We thank Peter van Kranenburg (Meertens Institute, Amsterdam) for sharing the Dutch Tune Families data set. Gissel Velarde is supported by the Department of Architecture, Design and Media Technology at Aalborg University.

Notes

1We used the Musedata encodings of Bach’s Two-Part Inventions, available at http://www.musedata.org.

2We follow the presentation by Antoine (Citation1999). Signals processed by digital computers have to be discretized. The term ‘continuous’ refers to the fact that all sample positions are used as shift values, as opposed to the discrete wavelet transform where shift values are much sparser.

3The Haar function was introduced by Haar in 1910 (Haar, Citation1910). Equation 4 uses Mallat’s (Citation2009) notation.

4The algorithms are implemented in MATLAB (R2012b, The Mathworks, Inc) using the Wavelet Toolbox and the MIDI Toolbox (Eerola & Toiviainen, Citation2004). We use the LBDM implementation of the MIDI Toolbox, and an update of Christine Smit’s read_midi function (http://www.ee.columbia.edu/~csmit/matlab_midi.html, accessed 4 October 2012).

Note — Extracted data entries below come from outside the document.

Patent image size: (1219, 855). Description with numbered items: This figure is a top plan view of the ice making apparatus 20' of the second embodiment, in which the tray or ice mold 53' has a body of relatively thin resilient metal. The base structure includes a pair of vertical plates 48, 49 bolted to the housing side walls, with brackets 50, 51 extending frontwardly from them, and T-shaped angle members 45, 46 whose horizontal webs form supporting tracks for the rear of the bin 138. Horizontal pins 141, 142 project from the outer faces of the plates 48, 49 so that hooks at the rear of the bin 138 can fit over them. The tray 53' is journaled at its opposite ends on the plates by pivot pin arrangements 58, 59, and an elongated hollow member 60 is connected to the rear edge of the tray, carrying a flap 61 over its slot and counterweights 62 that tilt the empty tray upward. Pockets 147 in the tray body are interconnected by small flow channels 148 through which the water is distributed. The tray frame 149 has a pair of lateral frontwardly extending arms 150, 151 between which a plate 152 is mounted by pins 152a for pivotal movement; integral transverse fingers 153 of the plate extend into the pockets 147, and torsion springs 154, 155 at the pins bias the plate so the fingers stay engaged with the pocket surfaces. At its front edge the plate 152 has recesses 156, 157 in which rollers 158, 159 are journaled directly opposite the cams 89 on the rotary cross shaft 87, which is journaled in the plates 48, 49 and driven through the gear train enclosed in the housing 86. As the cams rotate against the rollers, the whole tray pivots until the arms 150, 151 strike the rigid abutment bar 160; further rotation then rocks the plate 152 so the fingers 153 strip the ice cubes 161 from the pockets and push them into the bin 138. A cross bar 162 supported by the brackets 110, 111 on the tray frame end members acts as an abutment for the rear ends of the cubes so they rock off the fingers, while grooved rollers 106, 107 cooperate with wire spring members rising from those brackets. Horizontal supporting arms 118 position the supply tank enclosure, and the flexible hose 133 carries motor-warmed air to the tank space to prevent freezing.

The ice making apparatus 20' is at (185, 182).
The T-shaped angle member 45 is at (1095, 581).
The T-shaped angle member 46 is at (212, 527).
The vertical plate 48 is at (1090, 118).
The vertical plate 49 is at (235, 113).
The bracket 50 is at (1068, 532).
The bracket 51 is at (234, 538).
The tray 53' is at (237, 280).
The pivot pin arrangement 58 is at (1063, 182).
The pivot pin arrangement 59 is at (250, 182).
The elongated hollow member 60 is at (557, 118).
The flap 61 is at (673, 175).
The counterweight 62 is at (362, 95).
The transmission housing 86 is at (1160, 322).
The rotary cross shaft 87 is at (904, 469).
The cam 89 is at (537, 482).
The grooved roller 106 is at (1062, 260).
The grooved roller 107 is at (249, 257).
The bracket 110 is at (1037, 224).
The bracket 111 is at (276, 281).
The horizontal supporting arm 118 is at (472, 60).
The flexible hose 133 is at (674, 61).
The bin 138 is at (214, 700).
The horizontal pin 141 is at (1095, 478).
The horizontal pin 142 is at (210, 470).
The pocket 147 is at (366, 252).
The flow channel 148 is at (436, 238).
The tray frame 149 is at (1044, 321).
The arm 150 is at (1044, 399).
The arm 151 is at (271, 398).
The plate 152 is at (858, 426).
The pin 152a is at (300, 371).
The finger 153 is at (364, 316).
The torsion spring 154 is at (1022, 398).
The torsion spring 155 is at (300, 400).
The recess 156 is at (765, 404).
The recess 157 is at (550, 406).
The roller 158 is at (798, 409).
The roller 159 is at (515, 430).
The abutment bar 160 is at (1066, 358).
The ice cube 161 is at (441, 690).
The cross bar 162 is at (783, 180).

5We also tested the way that rests are represented in normalized pitch signals by assigning the value zero to rests, subtracting the average pitch (excluding rests) and assigning the value zero to rests again after normalization. This practice produced worse results than the way that rests are represented in the normalized pitch signal representation described in Section 3.1.

6We ran some tests with segmentation points at local extrema (i.e. local minima and maxima), but, in general, results with local maxima were better.